I've been asked to find the cumulative distribution function of :
$$f(x) = \begin{cases} c(1-x^2) & -1.5 \le x \le 2 \\ 0 & \text{otherwise} \end{cases}$$
I'm attempting to understand the intuition of applying the cumulative distribution function from above question question.
I made use of following questions/answers/references :
to find the distribution function
Find C and the distribution function
https://en.wikipedia.org/wiki/Probability_density_function
The cumulative distribution function will be ? :
$$F(x)=\int_0^x{c(1-x^2)}dx$$
From the cumulative distribution function how to find find $P(-.5 \lt X \le .75)$ ?
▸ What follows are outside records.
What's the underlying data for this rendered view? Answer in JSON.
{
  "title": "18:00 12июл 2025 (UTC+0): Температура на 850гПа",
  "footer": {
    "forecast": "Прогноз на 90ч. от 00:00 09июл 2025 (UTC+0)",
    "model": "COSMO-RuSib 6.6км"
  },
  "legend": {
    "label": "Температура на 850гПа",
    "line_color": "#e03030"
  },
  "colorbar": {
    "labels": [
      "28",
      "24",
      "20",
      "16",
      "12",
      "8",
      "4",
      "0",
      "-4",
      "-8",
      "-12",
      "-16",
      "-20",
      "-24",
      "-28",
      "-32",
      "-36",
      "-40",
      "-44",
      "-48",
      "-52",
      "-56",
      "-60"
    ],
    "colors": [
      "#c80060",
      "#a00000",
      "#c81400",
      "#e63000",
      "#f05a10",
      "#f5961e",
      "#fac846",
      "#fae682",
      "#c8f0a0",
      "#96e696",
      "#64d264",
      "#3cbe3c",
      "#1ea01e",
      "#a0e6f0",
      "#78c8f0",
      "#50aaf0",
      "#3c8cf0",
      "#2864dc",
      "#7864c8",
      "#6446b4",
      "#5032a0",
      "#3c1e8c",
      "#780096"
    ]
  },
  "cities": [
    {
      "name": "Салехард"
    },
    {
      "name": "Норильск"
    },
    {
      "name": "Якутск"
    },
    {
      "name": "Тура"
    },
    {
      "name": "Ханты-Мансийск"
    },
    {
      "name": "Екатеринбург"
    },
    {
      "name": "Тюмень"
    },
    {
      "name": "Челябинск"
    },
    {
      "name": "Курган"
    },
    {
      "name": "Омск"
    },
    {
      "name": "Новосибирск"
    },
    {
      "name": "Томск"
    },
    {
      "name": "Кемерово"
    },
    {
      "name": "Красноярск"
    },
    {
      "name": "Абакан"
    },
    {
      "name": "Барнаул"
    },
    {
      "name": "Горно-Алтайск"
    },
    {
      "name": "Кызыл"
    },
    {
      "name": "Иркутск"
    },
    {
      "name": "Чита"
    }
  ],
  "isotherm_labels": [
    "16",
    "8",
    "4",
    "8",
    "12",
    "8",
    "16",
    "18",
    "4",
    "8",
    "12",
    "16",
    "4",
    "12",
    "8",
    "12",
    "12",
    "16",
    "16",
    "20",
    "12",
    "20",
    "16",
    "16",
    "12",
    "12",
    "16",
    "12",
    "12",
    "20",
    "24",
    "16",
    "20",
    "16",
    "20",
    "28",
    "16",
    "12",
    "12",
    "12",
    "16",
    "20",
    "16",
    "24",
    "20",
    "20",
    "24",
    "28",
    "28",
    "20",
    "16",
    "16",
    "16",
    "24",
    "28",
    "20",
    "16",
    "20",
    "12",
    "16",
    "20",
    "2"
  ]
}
To avoid confusion, use $F(x)=\int_0^x c(2-s)^3\mathsf d s$
Now, $\int c (2-s)^3\mathsf ds=\dfrac{-c (2-s)^4}{4}$, so
$$F(x)=\dfrac{-c}{4}{\Big[(2-s)^4\Big]}_{s=0}^{s=x}\mathbf 1_{x\in(0;\underset{?}{\tiny\boxed{3}})}+\mathbf 1_{x\in [\underset{?}{\tiny\boxed{3}};\infty)}$$
Though, as DrHab notes, the given function is negative over the latter part of its domain, so cannot be a probability density function. That 3 is likely a typographical error; perhaps it is mean to be 2?.